Source - RNS
RNS Number : 6947J
Swedish Match AB
13 September 2016
 

Swedish Match AB (publ) Announces Tender Offer for its €350,000,000 3.875 per cent. Notes due 24 November 2017

NOT FOR DISTRIBUTION IN OR INTO OR TO ANY PERSON LOCATED OR RESIDENT IN THE UNITED STATES, ITS TERRITORIES AND POSSESSIONS (INCLUDING PUERTO RICO, THE U.S. VIRGIN ISLANDS, GUAM, AMERICAN SAMOA, WAKE ISLAND AND THE NORTHERN MARIANA ISLANDS), ANY STATE OF THE UNITED STATES OR THE DISTRICT OF COLUMBIA OR IN ANY OTHER JURISDICTION WHERE IT IS UNLAWFUL TO RELEASE, PUBLISH OR DISTRIBUTE THIS DOCUMENT (SEE "OFFER AND DISTRIBUTION RESTRICTIONS" BELOW)

13 September 2016.  Swedish Match AB (publ) (the Company) announces today its invitation to holders of its €350,000,000 3.875 per cent. Notes due 24 November 2017 (ISIN: XS0562188580) (the Notes) to tender their Notes for purchase by the Company for cash (the Offer).  The Offer is being made on the terms and subject to the conditions contained in the tender offer memorandum dated 13 September 2016 (the Tender Offer Memorandum) prepared by the Company, and is subject to the offer restrictions set out below and as more fully described in the Tender Offer Memorandum.

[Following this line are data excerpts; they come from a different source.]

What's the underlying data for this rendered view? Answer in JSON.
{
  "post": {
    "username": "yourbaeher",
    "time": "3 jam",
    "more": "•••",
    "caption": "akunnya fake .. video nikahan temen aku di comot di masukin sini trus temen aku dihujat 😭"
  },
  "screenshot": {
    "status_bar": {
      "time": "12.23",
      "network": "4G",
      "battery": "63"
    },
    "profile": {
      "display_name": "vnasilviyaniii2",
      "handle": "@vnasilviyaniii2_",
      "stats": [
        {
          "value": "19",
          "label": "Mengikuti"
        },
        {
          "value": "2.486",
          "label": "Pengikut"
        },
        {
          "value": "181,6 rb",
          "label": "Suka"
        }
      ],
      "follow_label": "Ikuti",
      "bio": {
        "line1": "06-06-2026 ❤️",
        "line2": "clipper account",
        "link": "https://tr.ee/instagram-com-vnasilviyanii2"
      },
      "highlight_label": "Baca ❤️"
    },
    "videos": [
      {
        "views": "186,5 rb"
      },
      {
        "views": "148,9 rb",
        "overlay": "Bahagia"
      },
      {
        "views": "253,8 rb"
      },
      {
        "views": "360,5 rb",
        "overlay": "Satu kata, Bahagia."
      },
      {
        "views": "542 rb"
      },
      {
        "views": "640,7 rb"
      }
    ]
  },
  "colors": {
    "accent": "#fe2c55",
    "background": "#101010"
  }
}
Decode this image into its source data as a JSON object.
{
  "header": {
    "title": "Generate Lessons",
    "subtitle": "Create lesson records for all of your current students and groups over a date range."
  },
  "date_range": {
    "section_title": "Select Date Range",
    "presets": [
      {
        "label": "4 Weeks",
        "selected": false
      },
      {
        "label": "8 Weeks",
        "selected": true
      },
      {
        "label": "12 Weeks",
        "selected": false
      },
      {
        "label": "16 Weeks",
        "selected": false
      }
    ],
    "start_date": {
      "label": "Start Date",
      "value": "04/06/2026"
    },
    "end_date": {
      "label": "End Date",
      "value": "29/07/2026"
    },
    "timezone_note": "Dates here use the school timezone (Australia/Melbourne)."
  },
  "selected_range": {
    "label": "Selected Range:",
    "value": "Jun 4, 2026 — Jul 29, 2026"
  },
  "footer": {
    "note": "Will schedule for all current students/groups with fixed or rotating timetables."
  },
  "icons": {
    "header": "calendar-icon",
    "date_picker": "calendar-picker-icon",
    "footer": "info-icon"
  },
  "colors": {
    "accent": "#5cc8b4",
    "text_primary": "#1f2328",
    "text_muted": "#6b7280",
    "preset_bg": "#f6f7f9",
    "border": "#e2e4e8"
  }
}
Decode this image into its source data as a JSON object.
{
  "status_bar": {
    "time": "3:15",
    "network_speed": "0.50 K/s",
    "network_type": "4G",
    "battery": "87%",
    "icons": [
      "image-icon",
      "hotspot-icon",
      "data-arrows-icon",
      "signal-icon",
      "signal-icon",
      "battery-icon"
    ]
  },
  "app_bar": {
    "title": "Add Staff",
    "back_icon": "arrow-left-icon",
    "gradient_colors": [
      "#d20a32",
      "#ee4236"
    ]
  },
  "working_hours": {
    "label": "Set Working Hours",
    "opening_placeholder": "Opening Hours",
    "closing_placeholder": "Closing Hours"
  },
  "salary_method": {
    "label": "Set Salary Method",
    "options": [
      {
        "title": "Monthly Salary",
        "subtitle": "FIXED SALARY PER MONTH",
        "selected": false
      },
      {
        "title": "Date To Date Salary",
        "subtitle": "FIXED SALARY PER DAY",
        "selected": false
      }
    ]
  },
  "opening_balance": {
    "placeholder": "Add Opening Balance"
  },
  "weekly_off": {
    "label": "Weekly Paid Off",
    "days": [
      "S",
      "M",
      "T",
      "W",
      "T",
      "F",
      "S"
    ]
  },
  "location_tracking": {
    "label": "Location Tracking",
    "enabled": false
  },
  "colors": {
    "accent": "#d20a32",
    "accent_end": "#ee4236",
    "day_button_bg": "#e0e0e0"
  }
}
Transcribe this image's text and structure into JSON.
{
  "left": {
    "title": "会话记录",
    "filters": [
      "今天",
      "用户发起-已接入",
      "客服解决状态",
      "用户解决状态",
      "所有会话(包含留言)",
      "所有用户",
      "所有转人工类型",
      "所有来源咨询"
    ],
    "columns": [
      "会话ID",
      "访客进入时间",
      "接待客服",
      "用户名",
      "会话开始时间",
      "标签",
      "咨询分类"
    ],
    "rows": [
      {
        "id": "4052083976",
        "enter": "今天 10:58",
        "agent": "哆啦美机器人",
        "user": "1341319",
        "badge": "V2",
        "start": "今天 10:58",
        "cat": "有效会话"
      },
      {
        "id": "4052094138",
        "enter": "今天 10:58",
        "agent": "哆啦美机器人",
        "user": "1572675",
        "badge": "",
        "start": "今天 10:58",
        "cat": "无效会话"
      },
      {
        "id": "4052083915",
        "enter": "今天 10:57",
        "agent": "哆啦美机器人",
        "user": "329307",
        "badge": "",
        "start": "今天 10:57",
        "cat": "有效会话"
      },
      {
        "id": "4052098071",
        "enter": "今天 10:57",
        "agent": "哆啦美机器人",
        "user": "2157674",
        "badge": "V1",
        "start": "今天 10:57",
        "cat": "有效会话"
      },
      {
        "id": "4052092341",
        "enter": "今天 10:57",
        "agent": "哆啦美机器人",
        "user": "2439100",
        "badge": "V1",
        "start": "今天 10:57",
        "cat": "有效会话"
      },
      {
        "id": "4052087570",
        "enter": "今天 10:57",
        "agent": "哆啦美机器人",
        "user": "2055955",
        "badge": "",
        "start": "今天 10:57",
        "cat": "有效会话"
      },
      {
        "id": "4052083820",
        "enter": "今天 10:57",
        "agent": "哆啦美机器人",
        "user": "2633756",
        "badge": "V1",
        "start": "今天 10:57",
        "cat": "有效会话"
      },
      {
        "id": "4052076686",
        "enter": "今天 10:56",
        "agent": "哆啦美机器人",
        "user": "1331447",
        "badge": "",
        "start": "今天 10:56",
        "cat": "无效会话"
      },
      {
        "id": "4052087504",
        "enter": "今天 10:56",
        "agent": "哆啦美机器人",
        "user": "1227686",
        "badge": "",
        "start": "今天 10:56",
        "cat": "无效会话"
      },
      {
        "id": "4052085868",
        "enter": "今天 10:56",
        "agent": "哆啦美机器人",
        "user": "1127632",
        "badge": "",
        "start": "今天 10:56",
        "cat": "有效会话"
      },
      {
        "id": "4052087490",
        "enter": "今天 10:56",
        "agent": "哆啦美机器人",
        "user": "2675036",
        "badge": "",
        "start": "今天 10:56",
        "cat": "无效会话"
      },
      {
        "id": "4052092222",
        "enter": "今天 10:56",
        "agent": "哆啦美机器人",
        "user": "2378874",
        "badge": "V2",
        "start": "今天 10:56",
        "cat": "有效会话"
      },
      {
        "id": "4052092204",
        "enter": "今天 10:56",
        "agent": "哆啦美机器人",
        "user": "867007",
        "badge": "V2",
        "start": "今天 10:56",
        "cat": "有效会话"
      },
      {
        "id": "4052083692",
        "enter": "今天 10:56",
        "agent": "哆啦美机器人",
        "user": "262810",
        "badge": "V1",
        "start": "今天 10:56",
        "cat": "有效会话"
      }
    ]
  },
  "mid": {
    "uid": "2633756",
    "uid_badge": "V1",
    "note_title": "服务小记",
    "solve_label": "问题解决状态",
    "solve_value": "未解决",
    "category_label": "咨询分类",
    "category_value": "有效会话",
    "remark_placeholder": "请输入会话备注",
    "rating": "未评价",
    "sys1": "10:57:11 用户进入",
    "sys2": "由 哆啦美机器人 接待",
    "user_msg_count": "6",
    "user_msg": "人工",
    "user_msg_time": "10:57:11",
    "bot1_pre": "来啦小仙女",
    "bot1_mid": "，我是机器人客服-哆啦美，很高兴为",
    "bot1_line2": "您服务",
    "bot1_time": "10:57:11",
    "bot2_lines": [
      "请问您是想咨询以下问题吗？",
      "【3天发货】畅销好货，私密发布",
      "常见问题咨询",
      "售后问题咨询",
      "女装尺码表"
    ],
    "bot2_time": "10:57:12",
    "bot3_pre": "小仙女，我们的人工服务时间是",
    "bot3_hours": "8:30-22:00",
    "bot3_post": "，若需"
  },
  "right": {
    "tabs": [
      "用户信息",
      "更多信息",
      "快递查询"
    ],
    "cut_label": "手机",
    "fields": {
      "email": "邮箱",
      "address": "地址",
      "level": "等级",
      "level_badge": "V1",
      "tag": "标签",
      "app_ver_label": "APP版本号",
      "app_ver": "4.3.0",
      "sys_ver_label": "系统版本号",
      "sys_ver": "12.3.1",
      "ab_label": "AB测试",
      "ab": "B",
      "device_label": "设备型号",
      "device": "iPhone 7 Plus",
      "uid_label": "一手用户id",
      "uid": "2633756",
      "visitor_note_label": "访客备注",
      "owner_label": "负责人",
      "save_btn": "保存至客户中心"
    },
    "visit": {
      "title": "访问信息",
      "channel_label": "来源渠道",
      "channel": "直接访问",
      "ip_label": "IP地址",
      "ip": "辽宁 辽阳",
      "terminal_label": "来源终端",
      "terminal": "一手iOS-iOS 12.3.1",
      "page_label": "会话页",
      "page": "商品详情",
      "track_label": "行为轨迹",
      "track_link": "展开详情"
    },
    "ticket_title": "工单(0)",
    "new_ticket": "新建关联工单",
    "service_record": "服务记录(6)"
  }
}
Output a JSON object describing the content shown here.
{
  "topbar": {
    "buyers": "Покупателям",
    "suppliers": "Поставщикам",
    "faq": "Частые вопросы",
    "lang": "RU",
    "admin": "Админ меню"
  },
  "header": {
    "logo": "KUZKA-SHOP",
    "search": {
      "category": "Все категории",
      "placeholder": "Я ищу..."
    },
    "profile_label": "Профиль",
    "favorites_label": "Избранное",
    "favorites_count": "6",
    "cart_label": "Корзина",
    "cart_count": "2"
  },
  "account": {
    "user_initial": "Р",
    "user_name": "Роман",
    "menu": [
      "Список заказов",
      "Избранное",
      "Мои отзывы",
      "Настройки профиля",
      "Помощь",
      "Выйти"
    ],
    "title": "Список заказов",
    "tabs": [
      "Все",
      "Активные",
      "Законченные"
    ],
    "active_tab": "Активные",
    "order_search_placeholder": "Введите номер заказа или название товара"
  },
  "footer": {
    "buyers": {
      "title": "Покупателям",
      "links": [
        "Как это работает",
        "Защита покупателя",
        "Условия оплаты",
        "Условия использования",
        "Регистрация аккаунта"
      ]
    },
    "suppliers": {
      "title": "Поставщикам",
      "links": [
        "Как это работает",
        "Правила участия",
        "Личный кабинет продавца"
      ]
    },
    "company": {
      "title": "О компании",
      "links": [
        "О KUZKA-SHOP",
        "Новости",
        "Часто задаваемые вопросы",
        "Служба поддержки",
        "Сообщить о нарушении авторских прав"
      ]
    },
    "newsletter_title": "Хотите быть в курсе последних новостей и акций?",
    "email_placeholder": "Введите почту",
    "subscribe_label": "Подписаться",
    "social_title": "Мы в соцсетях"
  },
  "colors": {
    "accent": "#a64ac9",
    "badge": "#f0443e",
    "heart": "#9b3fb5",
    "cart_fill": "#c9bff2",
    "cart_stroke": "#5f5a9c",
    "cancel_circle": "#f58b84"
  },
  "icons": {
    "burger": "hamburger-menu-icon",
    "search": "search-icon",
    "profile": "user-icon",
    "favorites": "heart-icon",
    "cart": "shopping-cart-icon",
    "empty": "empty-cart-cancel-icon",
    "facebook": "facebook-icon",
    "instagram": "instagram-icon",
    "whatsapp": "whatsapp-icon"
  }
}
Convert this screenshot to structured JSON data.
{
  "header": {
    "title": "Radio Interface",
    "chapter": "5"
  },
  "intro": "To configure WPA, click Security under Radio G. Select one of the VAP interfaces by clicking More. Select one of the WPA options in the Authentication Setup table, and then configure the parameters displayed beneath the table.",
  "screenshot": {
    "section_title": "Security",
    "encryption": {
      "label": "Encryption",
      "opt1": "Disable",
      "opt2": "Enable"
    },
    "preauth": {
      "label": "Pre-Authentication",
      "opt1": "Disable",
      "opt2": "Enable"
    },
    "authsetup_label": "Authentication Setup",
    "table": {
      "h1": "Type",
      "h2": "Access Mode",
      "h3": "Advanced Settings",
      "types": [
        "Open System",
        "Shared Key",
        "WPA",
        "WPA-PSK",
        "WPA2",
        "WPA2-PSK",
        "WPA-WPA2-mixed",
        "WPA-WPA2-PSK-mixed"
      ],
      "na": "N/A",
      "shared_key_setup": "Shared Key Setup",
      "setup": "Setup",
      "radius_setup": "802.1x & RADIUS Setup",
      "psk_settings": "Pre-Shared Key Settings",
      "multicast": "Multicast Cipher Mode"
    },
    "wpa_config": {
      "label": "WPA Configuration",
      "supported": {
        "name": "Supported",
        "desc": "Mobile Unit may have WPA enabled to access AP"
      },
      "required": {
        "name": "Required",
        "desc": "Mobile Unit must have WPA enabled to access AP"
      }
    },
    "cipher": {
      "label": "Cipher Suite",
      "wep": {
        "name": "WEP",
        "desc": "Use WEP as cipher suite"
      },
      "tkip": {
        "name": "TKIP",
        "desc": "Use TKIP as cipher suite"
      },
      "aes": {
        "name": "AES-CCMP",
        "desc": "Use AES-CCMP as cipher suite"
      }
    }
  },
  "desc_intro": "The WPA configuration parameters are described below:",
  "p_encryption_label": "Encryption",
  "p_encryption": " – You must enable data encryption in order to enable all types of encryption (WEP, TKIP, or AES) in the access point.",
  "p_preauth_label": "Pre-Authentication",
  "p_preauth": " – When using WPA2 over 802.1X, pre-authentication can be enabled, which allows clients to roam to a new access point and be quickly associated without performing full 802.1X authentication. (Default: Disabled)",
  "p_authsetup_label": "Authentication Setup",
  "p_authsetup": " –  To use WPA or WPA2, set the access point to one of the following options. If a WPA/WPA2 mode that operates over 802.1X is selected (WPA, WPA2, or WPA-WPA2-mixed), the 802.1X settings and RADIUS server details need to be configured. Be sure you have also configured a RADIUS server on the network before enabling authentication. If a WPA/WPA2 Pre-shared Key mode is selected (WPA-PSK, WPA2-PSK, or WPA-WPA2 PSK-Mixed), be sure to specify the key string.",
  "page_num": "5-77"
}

Copies of the Tender Offer Memorandum are (subject to distribution restrictions) available from the Tender Agent as set out below.  Capitalised terms used in this announcement but not defined have the meanings given to them in the Tender Offer Memorandum.

Rationale for the Offer

The Offer is being made as part of the Company's commitment to the active management of its balance sheet.

Details of the Offer

The Company will pay for Notes accepted by it for purchase pursuant to the Offer a price (the Purchase Price) to be determined in the manner described in the Tender Offer Memorandum by reference to a fixed purchase yield (the Purchase Yield) of -0.10 per cent.

The Purchase Price will be determined in accordance with market convention, and is intended to reflect a yield to maturity of the Notes on the Settlement Date based on the Purchase Yield.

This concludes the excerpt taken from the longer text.